Tips on how to cook and eat plant-based meat 

Many of the items sold at supermarkets as well as at the Kynd Butcher can be directly swapped out for meat in recipes.  

“I have customers come in and they say, ‘What would I do with the chicken that you have here, Amanda?’,” Lethlean says. 

“And they'd tell me, they'd make a salad, they'd make a chicken curry, they would do a stir fry. That’s exactly the same thing that you can do with our plant-based chicken. I don't want people changing their habits. We just want to really substitute one product for the other.” 

Lethlean does recommend reducing the cooking time for plant-based meat when compared to animal-based meat, to prevent overcooking. “One of the things with our plant-based products is they don't need to cook them for lengthy periods like we traditionally need to do with meat. “Most foods can even be cooked in a sandwich maker!” Lethlean says. 

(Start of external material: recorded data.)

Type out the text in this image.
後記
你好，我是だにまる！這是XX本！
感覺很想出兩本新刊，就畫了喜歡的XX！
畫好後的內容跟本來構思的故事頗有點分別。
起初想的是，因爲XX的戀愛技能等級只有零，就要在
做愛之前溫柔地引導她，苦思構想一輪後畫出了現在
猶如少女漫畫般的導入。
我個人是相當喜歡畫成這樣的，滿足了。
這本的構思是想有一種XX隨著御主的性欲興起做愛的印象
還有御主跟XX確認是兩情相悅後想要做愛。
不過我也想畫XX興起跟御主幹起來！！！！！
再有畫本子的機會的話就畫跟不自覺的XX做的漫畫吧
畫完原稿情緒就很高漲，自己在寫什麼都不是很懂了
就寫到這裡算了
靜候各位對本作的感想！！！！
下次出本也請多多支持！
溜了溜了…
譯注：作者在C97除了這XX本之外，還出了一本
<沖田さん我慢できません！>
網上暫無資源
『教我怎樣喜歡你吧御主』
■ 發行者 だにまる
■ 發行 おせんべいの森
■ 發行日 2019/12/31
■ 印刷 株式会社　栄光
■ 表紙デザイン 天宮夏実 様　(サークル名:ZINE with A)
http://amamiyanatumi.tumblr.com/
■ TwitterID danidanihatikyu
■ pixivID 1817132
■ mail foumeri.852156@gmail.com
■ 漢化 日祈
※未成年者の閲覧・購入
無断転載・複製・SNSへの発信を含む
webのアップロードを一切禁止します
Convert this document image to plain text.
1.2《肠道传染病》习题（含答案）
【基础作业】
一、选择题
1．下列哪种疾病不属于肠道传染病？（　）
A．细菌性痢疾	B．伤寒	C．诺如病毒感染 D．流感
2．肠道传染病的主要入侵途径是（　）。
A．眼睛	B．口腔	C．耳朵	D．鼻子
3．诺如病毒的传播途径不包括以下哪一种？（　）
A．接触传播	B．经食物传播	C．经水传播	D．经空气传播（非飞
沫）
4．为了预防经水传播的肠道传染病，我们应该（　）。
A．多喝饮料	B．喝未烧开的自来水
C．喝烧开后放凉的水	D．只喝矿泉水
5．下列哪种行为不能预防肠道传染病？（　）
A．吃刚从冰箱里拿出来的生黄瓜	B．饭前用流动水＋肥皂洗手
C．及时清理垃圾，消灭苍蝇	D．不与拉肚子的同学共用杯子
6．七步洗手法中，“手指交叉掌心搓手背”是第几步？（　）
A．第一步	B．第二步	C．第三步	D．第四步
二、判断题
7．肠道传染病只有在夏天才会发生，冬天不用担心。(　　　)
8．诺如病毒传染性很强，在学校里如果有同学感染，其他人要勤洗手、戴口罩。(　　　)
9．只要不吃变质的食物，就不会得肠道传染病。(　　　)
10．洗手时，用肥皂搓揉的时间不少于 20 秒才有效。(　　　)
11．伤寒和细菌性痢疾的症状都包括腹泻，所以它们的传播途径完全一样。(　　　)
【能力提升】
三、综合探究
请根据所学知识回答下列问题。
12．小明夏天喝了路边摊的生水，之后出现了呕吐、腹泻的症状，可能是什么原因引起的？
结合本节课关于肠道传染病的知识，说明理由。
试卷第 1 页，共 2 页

If you’re trying plant-based meat for the first time, ease yourself into it says Lethlean. “When transitioning into a meat-free meal there is always a compromise and adjustment in relation to the texture and taste.” 

“I don't think that as a meat substitute, we were going to get the exact same experience. It's not necessarily going to taste the same as a [animal-protein] burger or sausage.”  

“But when we're using lots of herbs and spices in curries, in Mexican dishes, Asian dishes, or even Italian dishes, we can get very close to mimicking those meat experiences.”